When I put up the tweet, some fine local and independent operators got in touch enquiring if they might take it on.

The place has got pedigree too. Its licence reaches back to the eighteenth century when it served thirsty travellers coming into the town of Manchester along Chester Road, or even thirsty travellers just leaving Manchester who couldn’t go half a mile without a drink. It was close to all the canal activity as industrial Castlefield kicked into action and got up a fresh head of steam when the Liverpool to Manchester Railway opened down Liverpool Road in 1830.

The 1849 map below shows the pub on the corner of Trafford Street and Deansgate. It's not called The Deansgate though. Nor is it called, heaven forfend, Galvin’s Irish Bar, as it was for about seven and half minutes a decade or so ago. No, it's The Crown, and that name is still proudly sported in terracotta over the main door. The exterior seems to date from a rebuild in the first half of the 20th century, I’m guessing the 1920s. (By the way, just to the south and adjacent to the Rochdale Canal there's a pub with a proper name called The Runcorn, Worsley and Wigan Boat House Public House.) 

1840 Map Showing The Deansgate Pub
The 1849 map showing the Deansgate as The Crown

Is The Deansgate actually closing for good?

Anyway, after tweeting about the shuttered up pub, the zany crazy world of social media went on the rampage, so I made a few calls. The good news, according to my sources, is the building, that is on a prime development site, will not be demolished. There will be no tower squeezed onto the site although there will be a tower squeezed onto the site next door and not one we like.

In fact, as I said, in 2020 about this new Deansgate tower: "The end use (of the tower) will be as a Staycity aparthotel containing 300 rooms. It will hang over the early twentieth century facades of the Deansgate pub like a bat. The tower images in the planning application are very dull. Beyond dull."
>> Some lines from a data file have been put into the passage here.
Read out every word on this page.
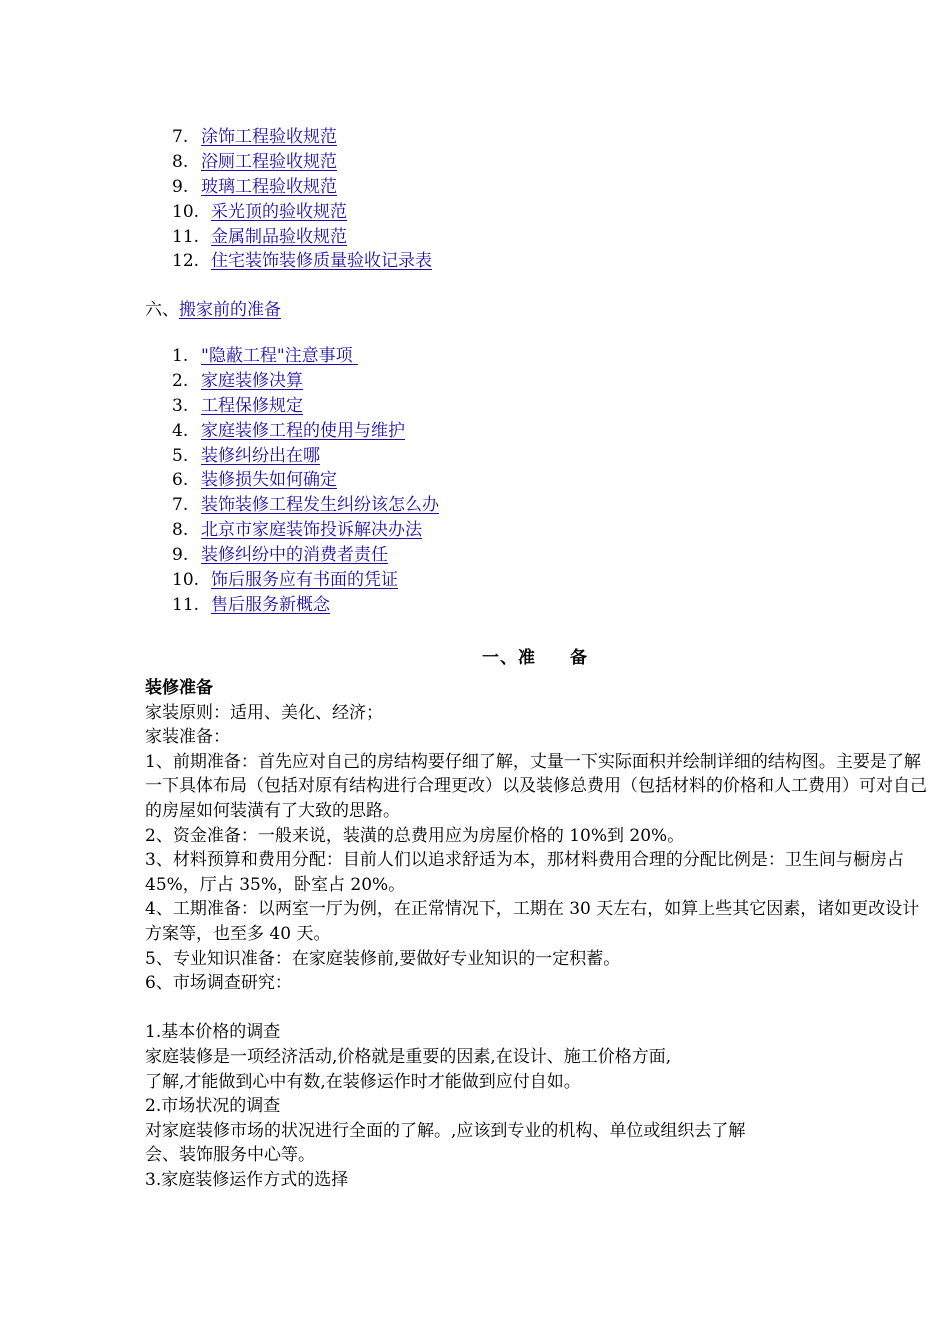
7. 涂饰工程验收规范
8. 浴厕工程验收规范
9. 玻璃工程验收规范
10. 采光顶的验收规范
11. 金属制品验收规范
12. 住宅装饰装修质量验收记录表
六、搬家前的准备
1. "隐蔽工程"注意事项
2. 家庭装修决算
3. 工程保修规定
4. 家庭装修工程的使用与维护
5. 装修纠纷出在哪
6. 装修损失如何确定
7. 装饰装修工程发生纠纷该怎么办
8. 北京市家庭装饰投诉解决办法
9. 装修纠纷中的消费者责任
10. 饰后服务应有书面的凭证
11. 售后服务新概念
一、准 备

装修准备

家装原则：适用、美化、经济；

家装准备：

1、前期准备：首先应对自己的房结构要仔细了解，丈量一下实际面积并绘制详细的结构图。主要是了解一下具体布局（包括对原有结构进行合理更改）以及装修总费用（包括材料的价格和人工费用）可对自己的房屋如何装潢有了大致的思路。

2、资金准备：一般来说，装潢的总费用应为房屋价格的 10%到 20%。

3、材料预算和费用分配：目前人们以追求舒适为本，那材料费用合理的分配比例是：卫生间与橱房占 45%，厅占 35%，卧室占 20%。

4、工期准备：以两室一厅为例，在正常情况下，工期在 30 天左右，如算上些其它因素，诸如更改设计方案等，也至多 40 天。

5、专业知识准备：在家庭装修前,要做好专业知识的一定积蓄。

6、市场调查研究：

1.基本价格的调查

家庭装修是一项经济活动,价格就是重要的因素,在设计、施工价格方面,

了解,才能做到心中有数,在装修运作时才能做到应付自如。

2.市场状况的调查

对家庭装修市场的状况进行全面的了解。,应该到专业的机构、单位或组织去了解

会、装饰服务中心等。

3.家庭装修运作方式的选择
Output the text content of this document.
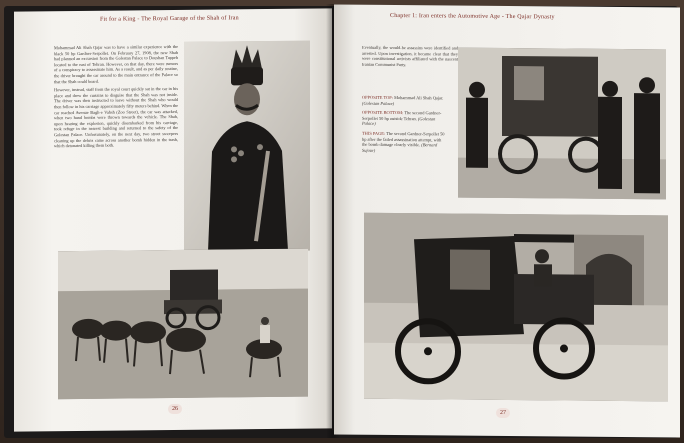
Fit for a King - The Royal Garage of the Shah of Iran

Mohammad Ali Shah Qajar was to have a similar experience with the black 50 hp Gardner-Serpollet. On February 27, 1908, the new Shah had planned an excursion from the Golestan Palace to Doushan Tappeh located to the east of Tehran. However, on that day, there were rumors of a conspiracy to assassinate him. As a result, and as per daily routine, the driver brought the car around to the main entrance of the Palace so that the Shah could board.

However, instead, staff from the royal court quickly sat in the car in his place and drew the curtains to disguise that the Shah was not inside. The driver was then instructed to leave without the Shah who would then follow in his carriage approximately fifty meters behind. When the car reached Avenue Bagh-e Vahsh (Zoo Street), the car was attacked, when two hand bombs were thrown towards the vehicle. The Shah, upon hearing the explosion, quickly disembarked from his carriage, took refuge in the nearest building and returned to the safety of the Golestan Palace. Unfortunately, on the next day, two street sweepers cleaning up the debris came across another bomb hidden in the trash, which detonated killing them both.

26
Chapter 1: Iran enters the Automotive Age - The Qajar Dynasty

Eventually, the would-be assassins were identified and arrested. Upon investigation, it became clear that they were constitutional activists affiliated with the nascent Iranian Communist Party.

OPPOSITE TOP: Mohammad Ali Shah Qajar. (Golestan Palace)
OPPOSITE BOTTOM: The second Gardner-Serpollet 50 hp outside Tehran. (Golestan Palace)
THIS PAGE: The second Gardner-Serpollet 50 hp after the failed assassination attempt, with the bomb damage clearly visible. (Bernard Sujour)
27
Dull, but thankfully not necessitating the demolition of the pub. The Deansgate is going to remain a boozer. Again, according to my sources, the pub has been acquired by Bury St Edmonds’ brewery and pub company Greene King which has a vast estate of 2,700 bars, pubs, restaurants and hotels. We are waiting for confirmation. Apparently, Greene King have big plans for the site but the key thing is it will be a pub.

2020 06 30 Aparthotel 2
The CGIs for the new tower clearly show the pub surviving

What is the future of The Deansgate?

Greene King has designs on the city centre. They have recently acquired Albert’s Chop House, Albert Square, and intend to turn it into: "The Fountain House, with the lower ground floor for premium gastro-pub dining, a charming pub experience on the ground floor and private dining and function space for weddings and meetings on the first floor."

The new name is a mystery, but at least the fine building of the Memorial Hall, 1861, is to be rescued and given life. The refurb is taking place now and the Fountain House will open in September. The pub will be run under one of the many Greene King "brands" in this case The Metropolitan Pub Company. Controversially, Greene King was bought by a Hong Kong company in 2019. 

Perhaps we can expect more of the same at The Deansgate. Whatever people may think of the operator, the very good news is the pub will stay and will continue to provide context and charm to the street scene at this end of Deansgate.

When I put up the tweet, some fine local and independent operators got in touch enquiring if they might take it on. That was encouraging. Well, folks, take a walk down Liverpool Road from The Deansgate to The Commercial Hotel. This is the oldest railway hotel in the world and it's mouldering a stone’s throw away from where The Factory will soon open along with a new entrance to the Science and Industry Museum Manchester. The Commercial Hotel is ripe for a good indie to open a pub, restaurant and small hotel. Let's save this one too.